As an antibacterial and antifungal composition comprising plant essential oil as an active ingredient, The plant essential oil is an essential oil selected from the group consisting of Cade, Calamus, Chamomile Roman and Howood; And The antibacterial and antifungal properties are Serratia marcescens, Fusobacterium nucleatum, Vibrio parahaemolyticus, Prevotella intermedia, Klebsiella Klebsiella pneumoniae, Aspergillus alutaceus, Aspergillus flavus, Aspergillus fumigatus, Aspergillus paracyiticus ), Penicillium expansum, Penicillium puberulum, Penicillium verrucosum, Fusarium oxysporum, Fusarium sambucinum ) And Fusarium proliferatum antimicrobial and antifungal composition for a strain selected from the group consisting of. delete delete As an antibacterial and antifungal composition comprising plant essential oil as an active ingredient, The plant essential oil is an essential oil selected from the group consisting of bay, lemongrass, pimento berry, litsea cubeba and coriander; And The antimicrobial and antifungal properties are Serratia marcescens, Fusobacterium nucleatum, Vibrio parahaemolytics, Prevotella intermedia, Klebsiella Klebsiella pneumoniae, Penicillium expansum, Penicillium puberulum, Penicillium verrucosum, Fusarium oxysporum, Fusarium An antibacterial and antifungal composition for a strain selected from the group consisting of Fusarium sambucinum and Fusarium proliferatum.

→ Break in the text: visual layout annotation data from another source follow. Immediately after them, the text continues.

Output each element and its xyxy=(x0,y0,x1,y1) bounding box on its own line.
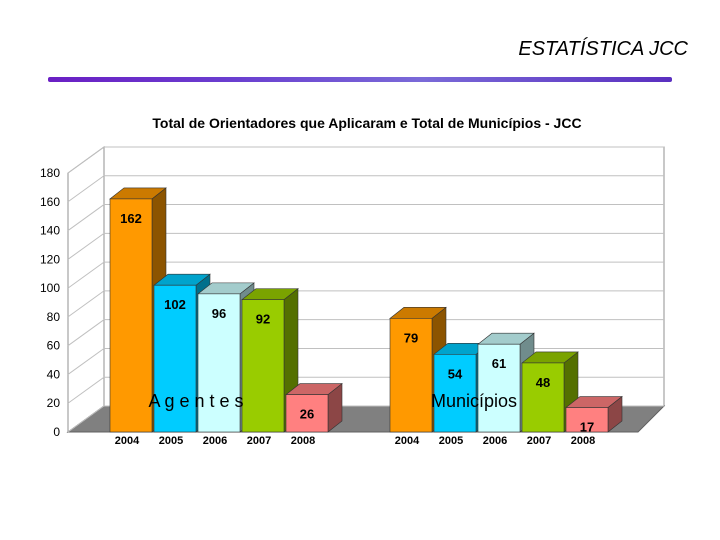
bar xyxy=(153,284,197,433)
bar xyxy=(109,198,153,433)
y-tick-label: 140 xyxy=(40,224,60,238)
chart-title: Total de Orientadores que Aplicaram e To… xyxy=(152,115,581,131)
side-wall xyxy=(67,146,105,433)
x-tick-label: 2005 xyxy=(159,435,183,447)
bar xyxy=(565,407,609,433)
y-tick-label: 80 xyxy=(47,310,61,324)
bar xyxy=(285,394,329,433)
x-tick-label: 2007 xyxy=(527,435,551,447)
bar xyxy=(197,293,241,433)
gridline xyxy=(67,290,664,318)
x-tick-label: 2006 xyxy=(483,435,507,447)
gridline xyxy=(67,261,664,289)
data-label: 79 xyxy=(404,330,418,345)
data-label: 162 xyxy=(120,211,142,226)
y-tick-label: 60 xyxy=(47,339,61,353)
data-label: 92 xyxy=(256,312,270,327)
data-label: 96 xyxy=(212,306,226,321)
bar xyxy=(477,343,521,433)
bar xyxy=(433,353,477,433)
gridline xyxy=(67,146,664,174)
bar xyxy=(389,318,433,433)
group-label: Municípios xyxy=(431,391,517,411)
y-tick-label: 120 xyxy=(40,252,60,266)
gridline xyxy=(67,204,664,231)
y-tick-label: 100 xyxy=(40,281,60,295)
x-tick-label: 2006 xyxy=(203,435,227,447)
x-tick-label: 2008 xyxy=(291,435,315,447)
bar xyxy=(521,362,565,433)
data-label: 17 xyxy=(580,420,594,435)
y-tick-label: 160 xyxy=(40,195,60,209)
data-label: 54 xyxy=(448,366,463,381)
bar xyxy=(241,299,285,433)
gridline xyxy=(67,175,664,203)
gridline xyxy=(67,319,664,347)
y-tick-label: 0 xyxy=(53,425,60,439)
x-tick-label: 2004 xyxy=(395,435,420,447)
x-tick-label: 2004 xyxy=(115,435,140,447)
gridline xyxy=(67,232,664,260)
slide-title: ESTATÍSTICA JCC xyxy=(518,38,688,60)
data-label: 26 xyxy=(300,407,314,422)
data-label: 102 xyxy=(164,297,186,312)
data-label: 48 xyxy=(536,375,550,390)
data-label: 61 xyxy=(492,356,506,371)
y-tick-label: 40 xyxy=(47,367,61,381)
title-rule xyxy=(48,77,672,82)
y-tick-label: 180 xyxy=(40,166,60,180)
x-tick-label: 2005 xyxy=(439,435,463,447)
y-tick-label: 20 xyxy=(47,396,61,410)
x-tick-label: 2008 xyxy=(571,435,595,447)
group-label: A g e n t e s xyxy=(148,391,243,411)
x-tick-label: 2007 xyxy=(247,435,271,447)
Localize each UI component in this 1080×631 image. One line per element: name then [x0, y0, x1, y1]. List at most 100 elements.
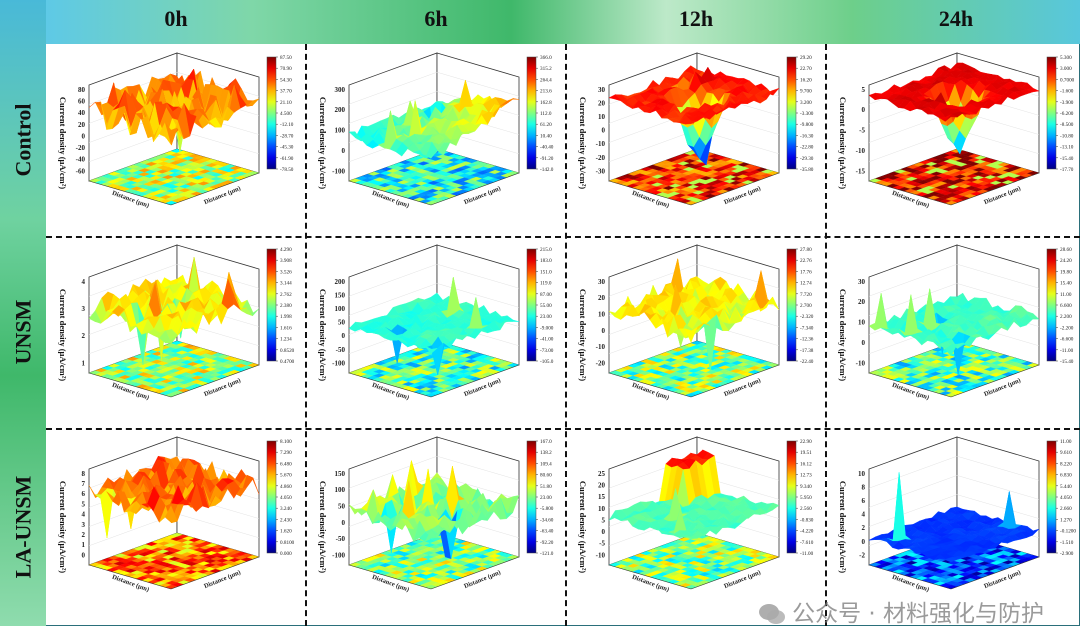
z-tick-label: 100 [335, 305, 346, 313]
column-header-band: 0h 6h 12h 24h [46, 0, 1080, 44]
z-tick-label: 2 [82, 531, 86, 539]
colorbar-tick-label: 15.40 [1060, 281, 1072, 287]
colorbar-tick-label: 366.0 [540, 55, 552, 61]
z-tick-label: 8 [82, 470, 86, 478]
colorbar-tick-label: -0.830 [800, 517, 814, 523]
colorbar-tick-label: -40.40 [540, 145, 554, 151]
colorbar-tick-label: 16.12 [800, 461, 812, 467]
colorbar-tick-label: 7.720 [800, 292, 812, 298]
colorbar-tick-label: -2.320 [800, 314, 814, 320]
colorbar-tick-label: -13.10 [1060, 145, 1074, 151]
colorbar-tick-label: 2.560 [800, 506, 812, 512]
z-tick-label: 50 [338, 502, 346, 510]
colorbar-tick-label: -9.800 [800, 122, 814, 128]
z-tick-label: 30 [858, 278, 866, 286]
colorbar-tick-label: 55.00 [540, 303, 552, 309]
z-tick-label: -60 [76, 167, 86, 175]
colorbar-tick-label: 1.998 [280, 314, 292, 320]
colorbar-tick-label: -17.70 [1060, 167, 1074, 173]
colorbar-tick-label: -6.200 [1060, 111, 1074, 117]
z-tick-label: 3 [82, 305, 86, 313]
colorbar-tick-label: 0.7000 [1060, 77, 1075, 83]
z-tick-label: -5 [859, 127, 865, 135]
colorbar-tick-label: -5.800 [540, 506, 554, 512]
z-tick-label: 20 [598, 481, 606, 489]
colorbar-tick-label: 17.76 [800, 269, 812, 275]
z-tick-label: 1 [82, 359, 86, 367]
colorbar-tick-label: -105.0 [540, 359, 554, 365]
colorbar-tick-label: 1.616 [280, 325, 292, 331]
z-tick-label: 4 [82, 511, 86, 519]
colorbar-tick-label: 9.340 [800, 484, 812, 490]
colorbar-tick-label: 1.620 [280, 529, 292, 535]
colorbar-tick-label: -35.80 [800, 167, 814, 173]
colorbar-tick-label: 10.40 [540, 133, 552, 139]
z-tick-label: 0 [602, 528, 606, 536]
colorbar-tick-label: 264.4 [540, 77, 552, 83]
row-label-text: Control [10, 104, 36, 177]
z-axis-title: Current density (μA/cm²) [838, 289, 848, 381]
z-tick-label: 60 [78, 97, 86, 105]
z-tick-label: 2 [82, 332, 86, 340]
colorbar-tick-label: -22.80 [800, 145, 814, 151]
z-tick-label: -100 [332, 551, 345, 559]
z-tick-label: 0 [342, 519, 346, 527]
colorbar-tick-label: 138.2 [540, 450, 552, 456]
colorbar-tick-label: 23.00 [540, 495, 552, 501]
colorbar-tick-label: 3.200 [800, 100, 812, 106]
colorbar [787, 249, 796, 361]
z-tick-label: -100 [332, 359, 345, 367]
colorbar-tick-label: -1.600 [1060, 89, 1074, 95]
z-axis-title: Current density (μA/cm²) [318, 481, 328, 573]
z-tick-label: -50 [336, 535, 346, 543]
z-tick-label: -100 [332, 167, 345, 175]
z-tick-label: 5 [82, 500, 86, 508]
z-tick-label: -30 [596, 167, 606, 175]
colorbar-tick-label: 2.762 [280, 292, 292, 298]
column-label-0h: 0h [46, 6, 306, 32]
row-header-band: Control UNSM LA-UNSM [0, 0, 46, 626]
colorbar [1047, 249, 1056, 361]
colorbar-tick-label: 22.90 [800, 439, 812, 445]
z-tick-label: -20 [76, 144, 86, 152]
row-label-text: UNSM [10, 300, 36, 365]
z-axis-title: Current density (μA/cm²) [318, 97, 328, 189]
z-tick-label: 3 [82, 521, 86, 529]
colorbar-tick-label: 167.0 [540, 439, 552, 445]
colorbar-tick-label: 183.0 [540, 258, 552, 264]
colorbar-tick-label: -4.220 [800, 529, 814, 535]
colorbar-tick-label: 8.100 [280, 439, 292, 445]
colorbar-tick-label: -3.900 [1060, 100, 1074, 106]
z-tick-label: 0 [862, 106, 866, 114]
colorbar-tick-label: -121.0 [540, 551, 554, 557]
colorbar [267, 249, 276, 361]
colorbar-tick-label: 3.144 [280, 281, 292, 287]
z-tick-label: 20 [598, 294, 606, 302]
colorbar-tick-label: 80.60 [540, 473, 552, 479]
colorbar [1047, 57, 1056, 169]
colorbar-tick-label: 151.0 [540, 269, 552, 275]
colorbar [527, 249, 536, 361]
z-tick-label: 20 [858, 298, 866, 306]
colorbar-tick-label: 70.90 [280, 66, 292, 72]
z-tick-label: 0 [82, 132, 86, 140]
z-tick-label: 7 [82, 480, 86, 488]
colorbar-tick-label: 0.8520 [280, 348, 295, 354]
column-label-12h: 12h [566, 6, 826, 32]
colorbar-tick-label: 29.20 [800, 55, 812, 61]
z-tick-label: 40 [78, 109, 86, 117]
colorbar-tick-label: 87.50 [280, 55, 292, 61]
colorbar [527, 57, 536, 169]
colorbar [527, 441, 536, 553]
z-axis-title: Current density (μA/cm²) [58, 289, 68, 381]
z-tick-label: 20 [78, 121, 86, 129]
z-tick-label: 10 [598, 113, 606, 121]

As an antibacterial and antifungal composition comprising plant essential oil as an active ingredient, The plant essential oils are thyme white, thyme red, oregano, oregano, clove bud, clove leaf, dill weed, palmarosa, melissa Essential oils selected from the group consisting of Melissa and Savory; And The antibacterial and antifungal properties are Serratia marcescens, Fusobacterium nucleatum, Vibrio parahaemolyticus, Prevotella intermedia, Klebsiella Antibacterial and antifungal for strains selected from the group consisting of Klebsiella pneumoniae, Fusarium oxysporum, Fusarium sambucinum and Fusarium proliferatum Sex composition. As an antimicrobial and antifungal composition comprising Cinnamon bark as an active ingredient, The antimicrobial and antifungal properties are Serratia marcescens, Vibrio parahaemolyticus, Prevotella intermedia, Klebsiella pneumoniae, Fuzium oxis An antimicrobial and antifungal composition for a strain selected from the group consisting of Fusarium oxysporum, Fusarium sambucinum and Fusarium proliferatum.